Abbreviations: NPV, negative predictive value; PPV, positive predictive value.

a

Predicted risk at or above this level was considered to be high risk.

We compared the model of Nanda et al with current selective screening guidelines. The NICE criteria classified 21% of the women as at high risk in the validation cohort with a sensitivity of 62% and a specificity of 80%. When applying the Dutch national guideline criteria to the validation cohort, 23% of the women were considered to be at high risk for developing GDM with a sensitivity of 65% and a specificity of 78%. The model of Nanda et al had similar specificities at the same sensitivities and vice versa, but higher values can be achieved when selecting another risk threshold (Table 3).

4. DISCUSSION

We validated 12 prediction models for the risk of GDM in a Dutch prospective cohort. All models had a moderate discriminative performance with an AUROC around 0.70. The best discriminating models were those of Syngelaki et al and Nanda et al (AUROC 0.75). Nearly all models overestimated the risk of developing GDM in our cohort. Recalibration led to better agreement between actual risks and predicted probabilities for most models.

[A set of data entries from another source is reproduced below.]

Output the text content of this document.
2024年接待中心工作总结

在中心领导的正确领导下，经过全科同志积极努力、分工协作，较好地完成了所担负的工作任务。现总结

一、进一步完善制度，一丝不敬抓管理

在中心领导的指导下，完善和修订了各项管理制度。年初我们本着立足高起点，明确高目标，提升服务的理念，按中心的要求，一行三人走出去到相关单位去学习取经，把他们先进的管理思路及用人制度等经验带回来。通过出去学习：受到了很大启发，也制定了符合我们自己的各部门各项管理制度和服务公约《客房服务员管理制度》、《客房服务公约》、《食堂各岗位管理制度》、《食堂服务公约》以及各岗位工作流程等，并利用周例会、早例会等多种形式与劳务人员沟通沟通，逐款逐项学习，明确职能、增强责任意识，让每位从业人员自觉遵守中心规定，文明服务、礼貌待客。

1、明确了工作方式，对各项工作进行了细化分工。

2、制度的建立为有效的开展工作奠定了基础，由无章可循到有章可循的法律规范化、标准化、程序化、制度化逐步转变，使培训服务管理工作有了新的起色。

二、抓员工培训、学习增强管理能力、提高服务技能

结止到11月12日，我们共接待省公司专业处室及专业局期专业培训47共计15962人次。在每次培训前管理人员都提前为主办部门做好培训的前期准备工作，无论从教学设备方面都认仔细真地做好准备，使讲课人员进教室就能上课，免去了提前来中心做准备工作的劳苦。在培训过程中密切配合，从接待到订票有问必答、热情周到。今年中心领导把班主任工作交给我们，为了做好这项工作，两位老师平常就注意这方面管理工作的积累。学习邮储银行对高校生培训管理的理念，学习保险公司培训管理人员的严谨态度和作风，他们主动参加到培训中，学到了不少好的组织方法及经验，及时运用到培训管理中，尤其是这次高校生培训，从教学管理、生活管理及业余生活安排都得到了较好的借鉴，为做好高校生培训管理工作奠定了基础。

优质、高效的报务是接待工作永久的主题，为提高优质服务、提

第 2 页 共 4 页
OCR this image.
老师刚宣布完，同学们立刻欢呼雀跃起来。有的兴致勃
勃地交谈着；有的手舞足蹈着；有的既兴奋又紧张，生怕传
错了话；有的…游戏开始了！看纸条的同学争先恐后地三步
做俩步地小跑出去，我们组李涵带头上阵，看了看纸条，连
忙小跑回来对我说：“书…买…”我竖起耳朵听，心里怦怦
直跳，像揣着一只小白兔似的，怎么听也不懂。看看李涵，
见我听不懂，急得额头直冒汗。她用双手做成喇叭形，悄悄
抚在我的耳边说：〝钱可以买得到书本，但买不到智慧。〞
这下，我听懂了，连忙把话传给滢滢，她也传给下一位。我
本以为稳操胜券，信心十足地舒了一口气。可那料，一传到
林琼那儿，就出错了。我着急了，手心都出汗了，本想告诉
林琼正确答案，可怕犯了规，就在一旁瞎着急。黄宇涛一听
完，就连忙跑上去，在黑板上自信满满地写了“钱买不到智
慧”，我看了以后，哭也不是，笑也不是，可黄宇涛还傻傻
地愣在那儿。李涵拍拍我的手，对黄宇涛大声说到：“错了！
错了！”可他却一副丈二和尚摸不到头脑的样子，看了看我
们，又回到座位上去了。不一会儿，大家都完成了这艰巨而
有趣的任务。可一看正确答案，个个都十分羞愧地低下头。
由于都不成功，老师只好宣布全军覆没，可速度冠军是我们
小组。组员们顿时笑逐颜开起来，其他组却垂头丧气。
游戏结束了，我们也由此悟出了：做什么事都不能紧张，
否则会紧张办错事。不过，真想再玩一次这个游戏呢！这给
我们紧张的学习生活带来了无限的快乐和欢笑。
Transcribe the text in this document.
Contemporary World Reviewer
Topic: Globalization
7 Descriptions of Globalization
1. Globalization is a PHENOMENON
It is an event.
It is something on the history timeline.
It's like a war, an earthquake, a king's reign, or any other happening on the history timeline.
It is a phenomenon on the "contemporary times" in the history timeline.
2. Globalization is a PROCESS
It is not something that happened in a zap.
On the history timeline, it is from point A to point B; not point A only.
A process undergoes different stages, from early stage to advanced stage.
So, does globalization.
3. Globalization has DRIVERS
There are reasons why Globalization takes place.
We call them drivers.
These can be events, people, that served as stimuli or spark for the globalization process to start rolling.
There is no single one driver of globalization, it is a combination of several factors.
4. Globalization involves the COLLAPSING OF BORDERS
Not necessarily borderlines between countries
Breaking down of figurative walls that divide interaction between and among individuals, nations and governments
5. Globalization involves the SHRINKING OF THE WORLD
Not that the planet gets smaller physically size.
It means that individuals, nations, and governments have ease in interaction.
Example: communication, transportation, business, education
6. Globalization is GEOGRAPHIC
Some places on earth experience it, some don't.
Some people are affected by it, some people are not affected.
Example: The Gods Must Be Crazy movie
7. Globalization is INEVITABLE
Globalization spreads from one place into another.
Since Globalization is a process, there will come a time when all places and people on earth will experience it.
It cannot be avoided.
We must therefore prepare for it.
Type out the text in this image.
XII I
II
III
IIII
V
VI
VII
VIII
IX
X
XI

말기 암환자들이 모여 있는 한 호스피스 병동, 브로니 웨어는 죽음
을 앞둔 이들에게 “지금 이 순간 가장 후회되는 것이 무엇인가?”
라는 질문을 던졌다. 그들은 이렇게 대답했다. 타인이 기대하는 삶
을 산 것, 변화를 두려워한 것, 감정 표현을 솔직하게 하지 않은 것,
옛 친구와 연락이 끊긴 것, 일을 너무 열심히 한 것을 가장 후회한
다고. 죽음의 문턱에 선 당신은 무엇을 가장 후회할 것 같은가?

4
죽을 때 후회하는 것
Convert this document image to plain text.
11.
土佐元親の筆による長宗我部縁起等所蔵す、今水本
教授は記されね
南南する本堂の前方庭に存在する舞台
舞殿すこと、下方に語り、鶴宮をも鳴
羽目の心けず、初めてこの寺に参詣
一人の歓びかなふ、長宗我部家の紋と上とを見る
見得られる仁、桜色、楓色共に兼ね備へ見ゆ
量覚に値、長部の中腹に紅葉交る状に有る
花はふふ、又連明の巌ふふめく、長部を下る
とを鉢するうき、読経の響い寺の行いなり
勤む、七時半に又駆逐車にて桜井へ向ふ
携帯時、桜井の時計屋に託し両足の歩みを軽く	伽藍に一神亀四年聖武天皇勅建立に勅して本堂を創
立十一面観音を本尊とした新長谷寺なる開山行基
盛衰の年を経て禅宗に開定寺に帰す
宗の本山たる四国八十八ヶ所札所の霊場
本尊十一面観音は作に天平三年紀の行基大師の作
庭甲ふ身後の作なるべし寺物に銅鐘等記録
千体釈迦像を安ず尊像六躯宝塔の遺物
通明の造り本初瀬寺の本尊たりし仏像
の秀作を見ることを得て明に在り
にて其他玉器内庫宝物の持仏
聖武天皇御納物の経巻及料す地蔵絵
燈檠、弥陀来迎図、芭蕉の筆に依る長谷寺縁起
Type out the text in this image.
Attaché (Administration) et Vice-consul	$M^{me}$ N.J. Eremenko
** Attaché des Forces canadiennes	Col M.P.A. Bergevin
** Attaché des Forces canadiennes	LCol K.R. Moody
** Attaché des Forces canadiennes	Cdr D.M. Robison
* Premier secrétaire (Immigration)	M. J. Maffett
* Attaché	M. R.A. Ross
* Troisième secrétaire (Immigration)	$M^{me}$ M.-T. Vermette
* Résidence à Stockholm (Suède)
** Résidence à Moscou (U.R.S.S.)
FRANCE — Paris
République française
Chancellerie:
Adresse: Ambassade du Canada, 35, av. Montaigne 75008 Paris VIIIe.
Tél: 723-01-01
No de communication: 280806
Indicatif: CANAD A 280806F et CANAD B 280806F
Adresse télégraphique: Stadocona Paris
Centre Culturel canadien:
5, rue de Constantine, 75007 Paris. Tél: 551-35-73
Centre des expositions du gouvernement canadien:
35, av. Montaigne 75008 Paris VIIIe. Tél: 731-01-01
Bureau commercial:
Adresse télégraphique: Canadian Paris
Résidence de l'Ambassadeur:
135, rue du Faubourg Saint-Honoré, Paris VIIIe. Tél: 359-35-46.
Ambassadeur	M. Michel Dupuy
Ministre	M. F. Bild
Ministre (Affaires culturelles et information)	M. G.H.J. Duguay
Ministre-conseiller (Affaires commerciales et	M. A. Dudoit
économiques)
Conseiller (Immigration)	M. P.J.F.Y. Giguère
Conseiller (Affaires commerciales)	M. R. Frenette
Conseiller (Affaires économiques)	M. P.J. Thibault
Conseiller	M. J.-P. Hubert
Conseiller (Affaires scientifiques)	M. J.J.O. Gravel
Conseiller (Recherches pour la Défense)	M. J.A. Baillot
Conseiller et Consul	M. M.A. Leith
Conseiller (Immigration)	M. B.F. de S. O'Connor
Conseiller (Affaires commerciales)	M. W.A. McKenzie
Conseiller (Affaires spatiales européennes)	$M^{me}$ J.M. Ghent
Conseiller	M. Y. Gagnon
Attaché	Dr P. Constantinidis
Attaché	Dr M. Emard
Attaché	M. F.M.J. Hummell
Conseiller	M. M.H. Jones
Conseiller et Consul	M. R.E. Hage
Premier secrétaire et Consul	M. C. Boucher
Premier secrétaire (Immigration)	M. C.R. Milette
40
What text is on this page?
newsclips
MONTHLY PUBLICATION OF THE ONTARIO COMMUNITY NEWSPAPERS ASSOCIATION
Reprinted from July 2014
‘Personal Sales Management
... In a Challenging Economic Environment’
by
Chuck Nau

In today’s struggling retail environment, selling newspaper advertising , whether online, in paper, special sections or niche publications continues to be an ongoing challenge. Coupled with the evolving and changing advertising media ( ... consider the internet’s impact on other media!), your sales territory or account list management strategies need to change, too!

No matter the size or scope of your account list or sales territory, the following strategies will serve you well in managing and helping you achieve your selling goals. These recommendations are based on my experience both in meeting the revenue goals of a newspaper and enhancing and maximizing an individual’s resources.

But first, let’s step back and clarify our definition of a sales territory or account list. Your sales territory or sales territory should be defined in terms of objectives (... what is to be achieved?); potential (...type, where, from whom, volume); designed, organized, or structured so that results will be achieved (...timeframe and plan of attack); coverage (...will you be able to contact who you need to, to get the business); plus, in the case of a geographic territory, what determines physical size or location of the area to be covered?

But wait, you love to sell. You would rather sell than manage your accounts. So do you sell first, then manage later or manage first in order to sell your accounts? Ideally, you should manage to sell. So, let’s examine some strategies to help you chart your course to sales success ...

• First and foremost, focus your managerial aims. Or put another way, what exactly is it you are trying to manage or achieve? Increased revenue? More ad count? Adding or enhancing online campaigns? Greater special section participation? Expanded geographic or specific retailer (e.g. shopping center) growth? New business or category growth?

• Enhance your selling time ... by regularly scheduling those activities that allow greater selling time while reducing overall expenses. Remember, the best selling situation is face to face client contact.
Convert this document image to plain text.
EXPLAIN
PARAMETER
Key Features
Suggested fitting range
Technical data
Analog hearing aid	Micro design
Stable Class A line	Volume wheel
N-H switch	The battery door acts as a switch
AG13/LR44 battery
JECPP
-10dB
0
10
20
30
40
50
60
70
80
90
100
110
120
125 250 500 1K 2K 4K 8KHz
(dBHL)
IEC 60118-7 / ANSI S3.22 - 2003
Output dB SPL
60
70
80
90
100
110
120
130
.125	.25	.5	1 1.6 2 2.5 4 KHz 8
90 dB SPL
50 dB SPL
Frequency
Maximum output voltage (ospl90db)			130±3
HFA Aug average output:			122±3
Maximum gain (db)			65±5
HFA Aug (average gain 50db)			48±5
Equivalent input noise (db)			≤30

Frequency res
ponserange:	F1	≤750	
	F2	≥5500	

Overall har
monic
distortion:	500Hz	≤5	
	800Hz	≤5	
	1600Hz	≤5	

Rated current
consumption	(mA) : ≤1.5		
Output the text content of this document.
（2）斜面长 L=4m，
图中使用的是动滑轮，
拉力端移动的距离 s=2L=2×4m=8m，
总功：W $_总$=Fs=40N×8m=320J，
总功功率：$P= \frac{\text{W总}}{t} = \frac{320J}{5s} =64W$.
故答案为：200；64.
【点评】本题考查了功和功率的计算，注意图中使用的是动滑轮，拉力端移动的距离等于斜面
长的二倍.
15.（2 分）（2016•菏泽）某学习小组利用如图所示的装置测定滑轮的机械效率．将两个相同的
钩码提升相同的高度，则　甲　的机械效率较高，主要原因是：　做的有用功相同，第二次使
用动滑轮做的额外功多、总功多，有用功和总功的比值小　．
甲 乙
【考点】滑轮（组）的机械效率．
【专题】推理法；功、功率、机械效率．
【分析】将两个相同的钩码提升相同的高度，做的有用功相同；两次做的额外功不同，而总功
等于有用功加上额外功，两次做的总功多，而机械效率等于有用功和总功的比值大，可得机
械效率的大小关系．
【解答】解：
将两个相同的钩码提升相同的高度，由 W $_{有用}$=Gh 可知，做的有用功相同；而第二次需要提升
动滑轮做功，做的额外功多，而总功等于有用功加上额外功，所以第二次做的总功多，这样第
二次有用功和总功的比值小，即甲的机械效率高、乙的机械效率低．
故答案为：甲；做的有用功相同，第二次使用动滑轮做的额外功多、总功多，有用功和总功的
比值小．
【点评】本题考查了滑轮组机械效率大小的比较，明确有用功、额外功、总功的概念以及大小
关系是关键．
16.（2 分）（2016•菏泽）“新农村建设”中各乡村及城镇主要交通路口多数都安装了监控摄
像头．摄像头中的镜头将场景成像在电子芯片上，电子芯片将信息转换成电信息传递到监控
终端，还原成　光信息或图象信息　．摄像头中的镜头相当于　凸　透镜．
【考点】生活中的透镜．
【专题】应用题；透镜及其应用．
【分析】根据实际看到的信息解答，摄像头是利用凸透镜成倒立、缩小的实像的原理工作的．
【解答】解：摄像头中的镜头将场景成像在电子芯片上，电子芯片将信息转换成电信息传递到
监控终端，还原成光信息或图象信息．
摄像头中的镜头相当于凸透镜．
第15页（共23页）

External validation is important, as prediction models generally perform too optimistically in the development sample.24 The discriminative performance decreased for all models except those of Tran et al, Teede et al and Naylor et al. A history of GDM is strongly associated with the risk of GDM; nevertheless, the discriminative performance of most models was not lower in the subgroup analysis including only nulliparous women.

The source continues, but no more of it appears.